Canada Is Truly Divided Now
Credit to Author: Drew Brown| Date: Tue, 22 Oct 2019 16:43:11 +0000
The aughts are back, baby. The New Pornographers and Rheostatics both put out new albums this year and Canada has a new minority government. Adjust yourself accordingly; 00s nostalgia is in full effect.
After 40 days in the campaign trenches, the Liberals will form a minority government with 157 seats, centred almost entirely in Laurentian and Atlantic Canada. The Conservatives took about 600,000 more votes overall, and will form an opposition of 121 MPs acting as a de facto Prairie bloc in the Commons. The literal Bloc Quebecois came third with 32 MPs, solidifying the newly muscular nationalism ascending in the province. Despite rallying in the final weeks, New Democrats declined to fourth with 24 seats, smattered across the country but with a bulwark in British Columbia. The Greens took three seats, including an upset in Fredericton, New Brunswick. Jody Wilson-Raybould was re-elected as an Independent, and the People’s Party of Canada cratered in last place as leader Maxime Bernier was handily unseated by a Tory dairy farmer.
It was a bitter campaign that raised more problems than last night resolved. The Liberals’ efforts to strike a middle ground between climate action and the energy industry—bringing in a carbon tax while also subsidizing industry in Alberta and buying the Transmountain Pipeline—failed to win them any seats in the Prairies and further entrenched the petroligarchy that has firmly gripped the region. If you thought the pipeline fight got tense between Rachel Notley and Justin Trudeau, just wait for the Jason Kenney Energy War Room to really rev its engines. As the stakes and rhetoric around the tar sands mount—with government and opposition literally divided along this bitter regional faultline—this conflict seems likely to escalate and boil over in our new Parliament. The threat of Western separatism is vastly overblown, but the deep well of anger those fantasies are drawn from is very, very real.
Similarly, Quebec’s Bill 21—barring public employees from wearing visible religious symbols, i.e. Muslim women in hijab—was roundly and repeatedly denounced by Anglo political leaders (and commentators) from the beginning of the campaign. At various moments it functioned like a stand-in for questions about race and multiculturalism in Canada, particularly during the English language debate where the onus was continually placed on Jagmeet Singh to justify minority rights. But as the campaign wore on, Bill 21 evolved into a clear symbol of Quebec’s right to autonomy and cultural self-determination—not a sovereigntist or separatist impulse, but an assertion of Quebec’s rights as a nation within Confederation. Hence the resurgence of the Bloc as a voice for Quebec’s “national interest,” another regional refrain in a deeply discordant Parliament.

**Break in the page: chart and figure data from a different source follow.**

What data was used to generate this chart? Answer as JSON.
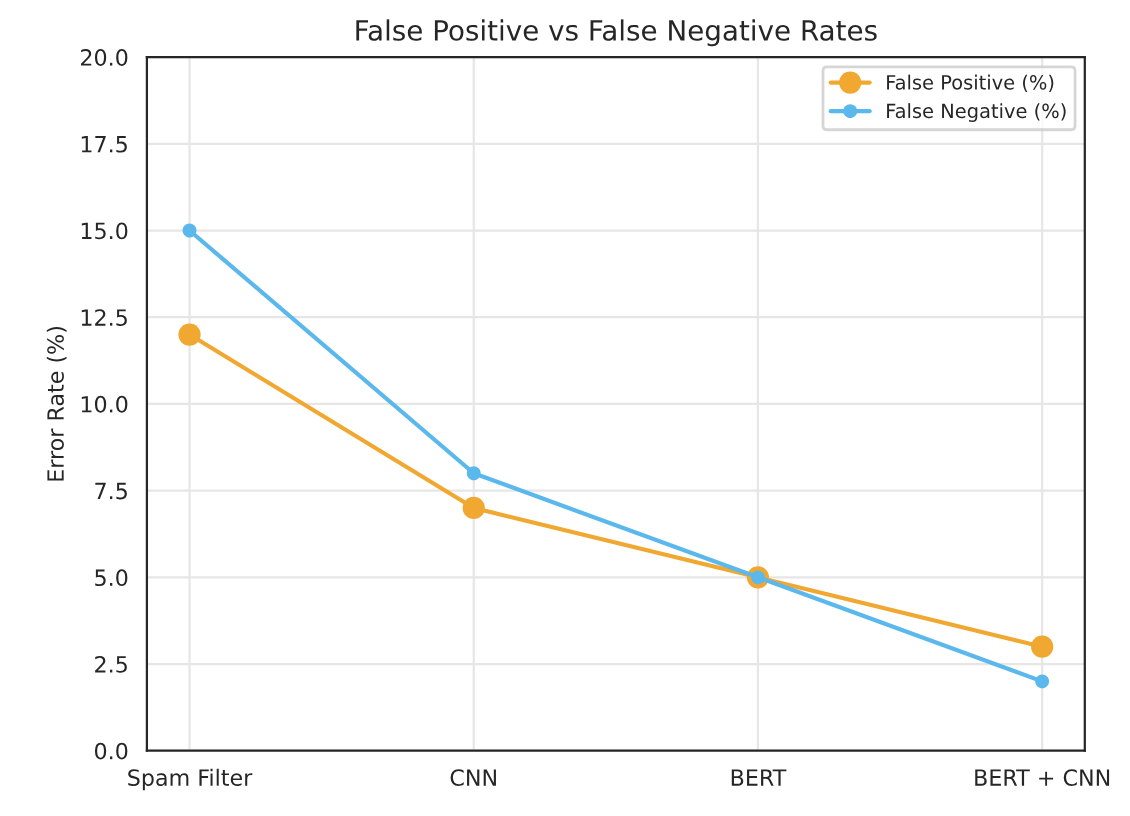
{
  "chart_data": {
    "type": "line",
    "title": "False Positive vs False Negative Rates",
    "ylabel": "Error Rate (%)",
    "categories": [
      "Spam Filter",
      "CNN",
      "BERT",
      "BERT + CNN"
    ],
    "series": [
      {
        "name": "False Positive (%)",
        "color": "#f0a830",
        "values": [
          12,
          7,
          5,
          3
        ]
      },
      {
        "name": "False Negative (%)",
        "color": "#5bb8ec",
        "values": [
          15,
          8,
          5,
          2
        ]
      }
    ],
    "ylim": [
      0,
      20
    ],
    "yticks": [
      {
        "value": 0,
        "label": "0.0"
      },
      2.5,
      {
        "value": 5,
        "label": "5.0"
      },
      7.5,
      {
        "value": 10,
        "label": "10.0"
      },
      12.5,
      {
        "value": 15,
        "label": "15.0"
      },
      17.5,
      {
        "value": 20,
        "label": "20.0"
      }
    ],
    "grid": true,
    "legend": "upper right",
    "marker": "circle",
    "line_style": "solid"
  }
}
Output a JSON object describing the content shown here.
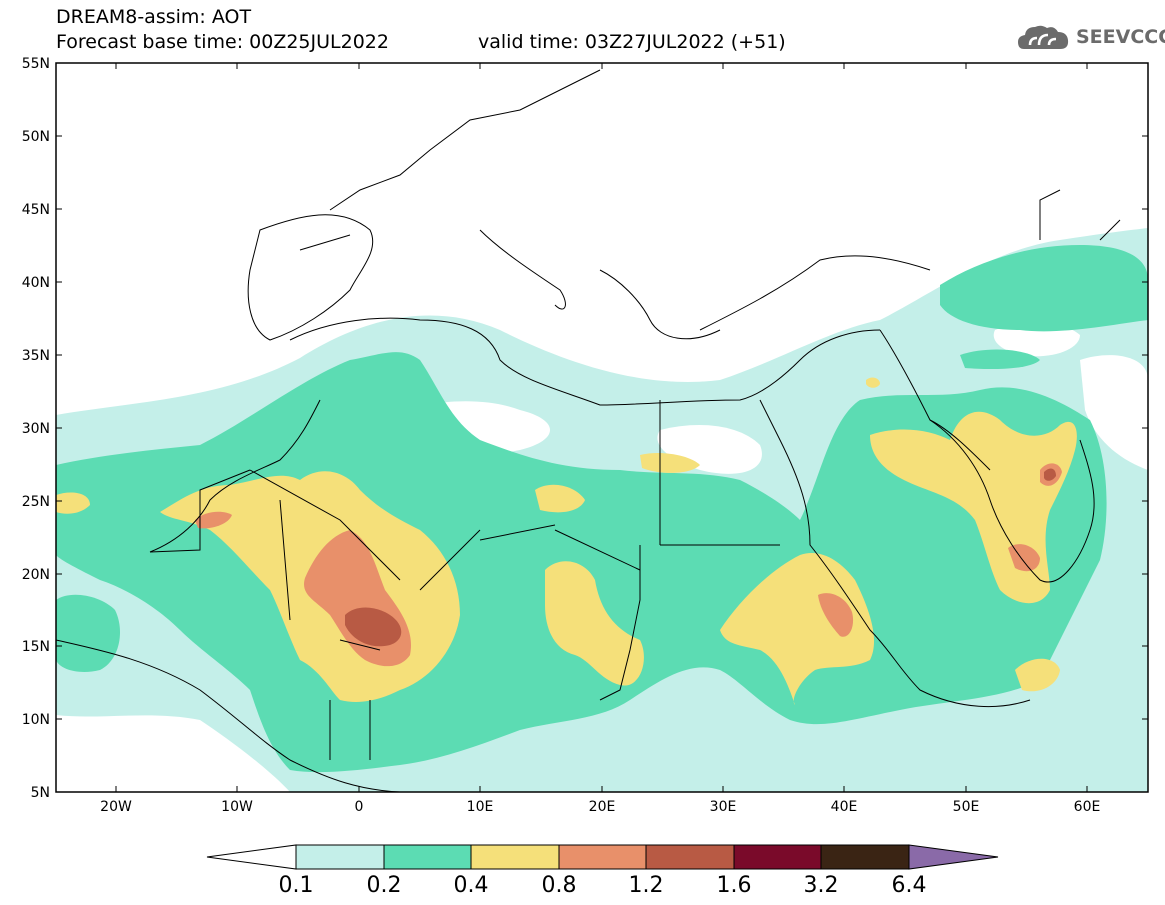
{
  "header": {
    "line1": "DREAM8-assim: AOT",
    "line2_base": "Forecast base time: 00Z25JUL2022",
    "line2_valid": "valid time: 03Z27JUL2022 (+51)"
  },
  "logo": {
    "text": "SEEVCCC",
    "icon": "cloud-icon"
  },
  "map": {
    "lon_range": [
      -25,
      65
    ],
    "lat_range": [
      5,
      55
    ],
    "lat_ticks": [
      "55N",
      "50N",
      "45N",
      "40N",
      "35N",
      "30N",
      "25N",
      "20N",
      "15N",
      "10N",
      "5N"
    ],
    "lon_ticks": [
      "20W",
      "10W",
      "0",
      "10E",
      "20E",
      "30E",
      "40E",
      "50E",
      "60E"
    ]
  },
  "colorbar": {
    "labels": [
      "0.1",
      "0.2",
      "0.4",
      "0.8",
      "1.2",
      "1.6",
      "3.2",
      "6.4"
    ],
    "colors": [
      "#ffffff",
      "#c4efe9",
      "#5cdcb3",
      "#f5e07a",
      "#e8906a",
      "#b85a44",
      "#7a0a2a",
      "#3a2414",
      "#8a6aa8"
    ]
  }
}
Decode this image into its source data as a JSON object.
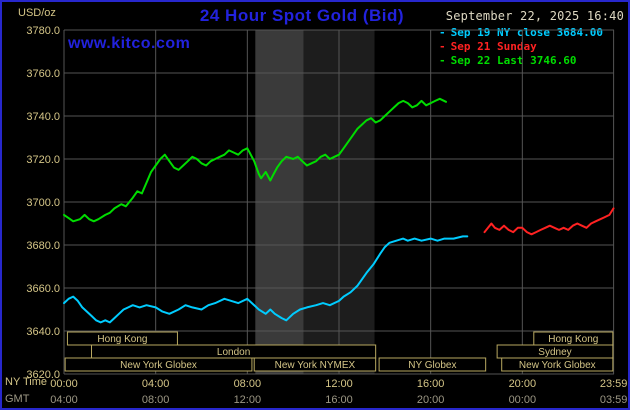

Anyone hoping that minority status will chasten the Trudeau Liberals or lead to a more collaborative House of Commons is not advised to hold their breath. If anything, they might want to buckle up. While a minority government does require the Liberals to regularly answer to the authority of the House, they are close enough to the 170-vote majority line—and their opposition so fractured—that they can play a pretty rough ballgame. The first thing Justin Trudeau did after losing his majority government was broadcast his victory speech at the same time as his rivals gave concessions, forcing all three to compete for airtime. If anything, the breakdown of the Commons encourages more political brinkmanship rather than less.
The idea that the Liberals and NDP are naturally inclined to work together is more of a comforting myth than a reality. We are less likely to see a coalition government or even a supply-and-confidence agreement between the two parties than we are likely to see Trudeau take up the cudgels of the Harper years: governing alone, taking every vote as it comes, playing the opposition off each other for piecemeal support, and using the threat of another election (and more political chaos) to whip at least one of the other major three parties in line for every confidence vote. There will be the threat of a snap election every two weeks and all partisans will work themselves up into a froth only to be deflated at the last minute by a political deal. Rinse and repeat until Trudeau either decides he’s ready for another trip to the polls or he overextends himself and the opposition benches revolt. This hateful election campaign might have finally ended, but the next one has already started.
It’s unclear what the 2019 election was ultimately “about.” There were obviously big policy issues: climate action, cost of living, energy policy, housing. There were also larger discussions around race, immigration, multiculturalism, and how each of these intersects with “Canadian values”—whatever those are. There was also a lot of discussion about what Canada owes to Indigenous peoples and what governments could do to deliver, although that was more in the context of how little these issues were being addressed by any party during the campaign and the Liberals’ particularly shameless actions (and inactions) on the file while in office. But there was no single thread uniting the campaigns into coherent wholes, except insofar as this was a “referendum” on Justin Trudeau.
After this election Canada seems less a country than several small semi-countries trapped together in a hall of mirrors. All the provinces are talking past one another and instead of anything resembling a national vision in Ottawa, we will have a set of regional blocs all jostling to refashion the country in ways unpalatable to each other.
And at the centre of it all is Justin Trudeau, his majority revoked, the oilpatch in revolt, the BQ breathing down his neck, the NDP flanking his left, and a world system going up in flames. The country has reluctantly chosen forward. Now it’s up to the prime minister to show us that he can shift gears.